Gates wrote quite a bit about privacy in the book. On the one hand he was concerned: 'Loss of privacy is another major worry where the network is concerned. A great deal of information is already being gathered [..] and we often have no idea how it's used or whether it's accurate.' But he was
also naive: 'A decade from now you may shake your head when you remember that there was ever a time when any stranger [..] could interrupt you at home with a phone call. [..] By explicitly indicating allowable interruptions, you'll be able to reestablish a sense of a sanctuary.'
If I try to extrapolate current trends and developments ten years into the future, then it is exactly this sanctity of the home that seems to be under pressure. In the next few years the `things' in our house will all get their own operating system connecting them to the internet. Today it is
a toothbrush that can tell you whether your kids spend enough time brushing their teeth, a scale that tweets your weight to the world to keep you motivated, or an electronic book that tracks your reading habits. Tomorrow it might be your washing machine ordering its own detergent or your
candles tracking their own burning hours.
Today it seems like all my internet connected devices always have some update that needs to be downloaded right when I need to use them.
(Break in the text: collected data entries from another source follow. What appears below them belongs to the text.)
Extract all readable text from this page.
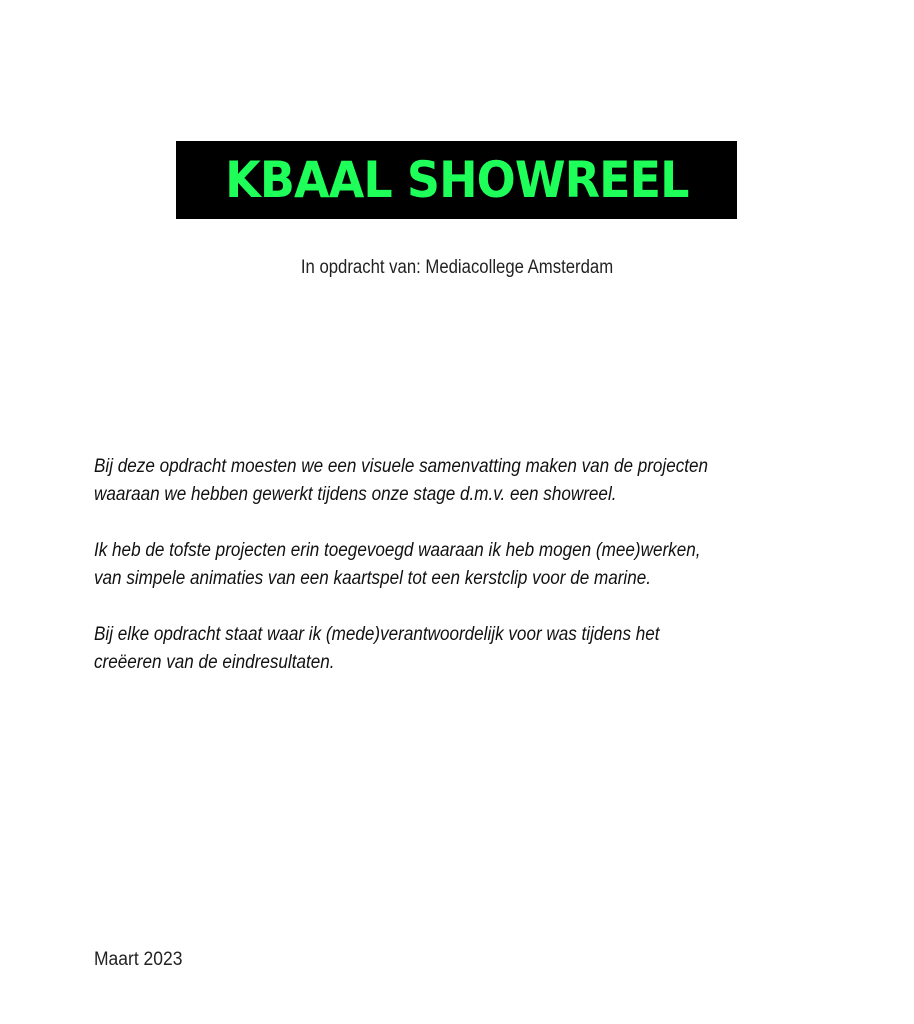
KBAAL SHOWREEL
In opdracht van: Mediacollege Amsterdam

Bij deze opdracht moesten we een visuele samenvatting maken van de projecten
waaraan we hebben gewerkt tijdens onze stage d.m.v. een showreel.

Ik heb de tofste projecten erin toegevoegd waaraan ik heb mogen (mee)werken,
van simpele animaties van een kaartspel tot een kerstclip voor de marine.

Bij elke opdracht staat waar ik (mede)verantwoordelijk voor was tijdens het
creëeren van de eindresultaten.

Maart 2023
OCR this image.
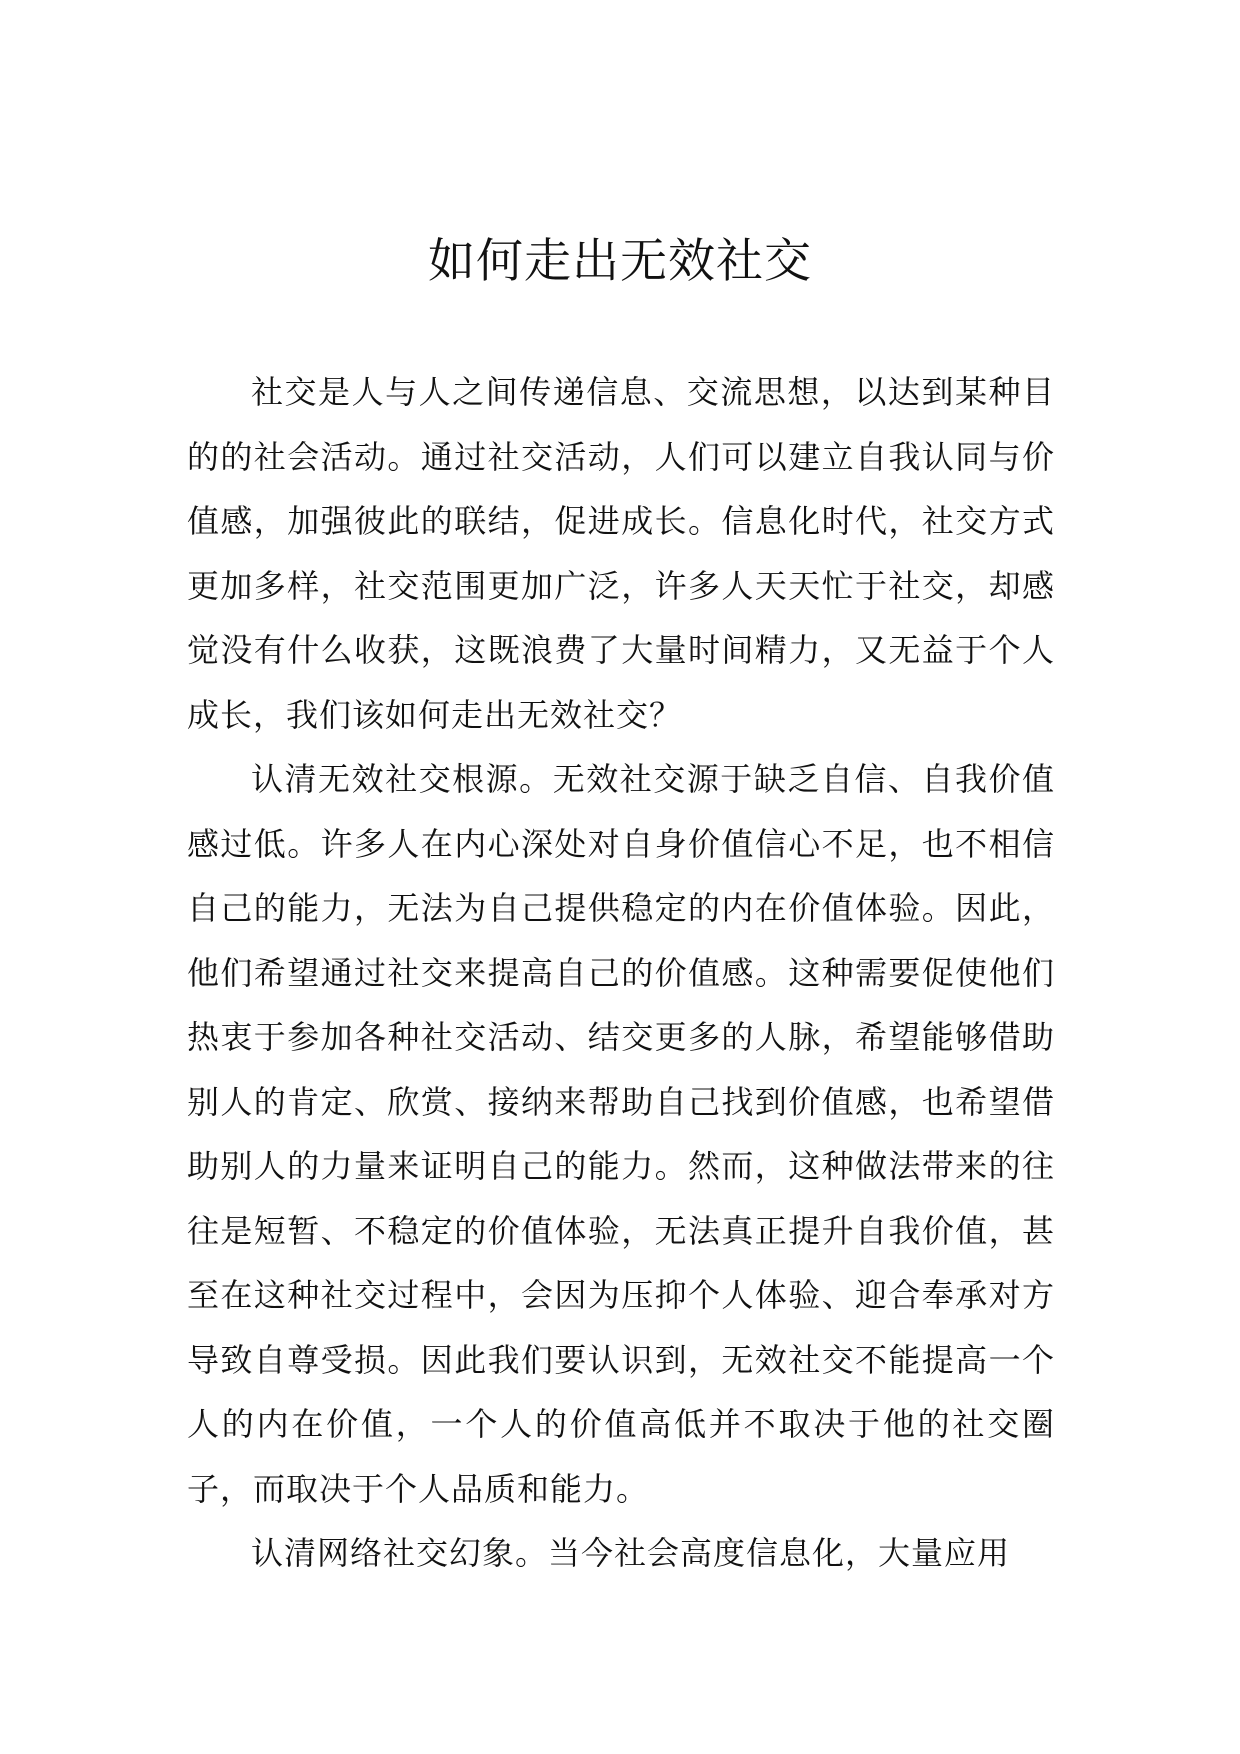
如何走出无效社交

社交是人与人之间传递信息、交流思想，以达到某种目的的社会活动。通过社交活动，人们可以建立自我认同与价值感，加强彼此的联结，促进成长。信息化时代，社交方式更加多样，社交范围更加广泛，许多人天天忙于社交，却感觉没有什么收获，这既浪费了大量时间精力，又无益于个人成长，我们该如何走出无效社交？

认清无效社交根源。无效社交源于缺乏自信、自我价值感过低。许多人在内心深处对自身价值信心不足，也不相信自己的能力，无法为自己提供稳定的内在价值体验。因此，他们希望通过社交来提高自己的价值感。这种需要促使他们热衷于参加各种社交活动、结交更多的人脉，希望能够借助别人的肯定、欣赏、接纳来帮助自己找到价值感，也希望借助别人的力量来证明自己的能力。然而，这种做法带来的往往是短暂、不稳定的价值体验，无法真正提升自我价值，甚至在这种社交过程中，会因为压抑个人体验、迎合奉承对方导致自尊受损。因此我们要认识到，无效社交不能提高一个人的内在价值，一个人的价值高低并不取决于他的社交圈子，而取决于个人品质和能力。

认清网络社交幻象。当今社会高度信息化，大量应用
I often joke that I don't look forward to a future where I can't open my washing machine because it is 'Downloading 3 of 8 updates', or where I can't light
my candles because they are getting a firmware upgrade for a better and safer user experience. But there is a serious point to make too. Gates seemed to assume that you would be in control over your own technology. You could explicitly set your preferences and your technology would just
comply. This is not the direction we are moving in now. Governments are forcing `smart' energy meters into many households that report your energy use back to headquarters, eBook providers are remotely deleting books from their customers devices and cars can already be turned off from a
distance when a car payment is overdue.
The 1995 Bill Gates would be appalled by how little control we have over our own devices today. If we continue down the current road I think our current selves will be appalled by our future situation too. It is therefore important to take back control over our devices to ensure that we will
have meaningful agency in the coming years.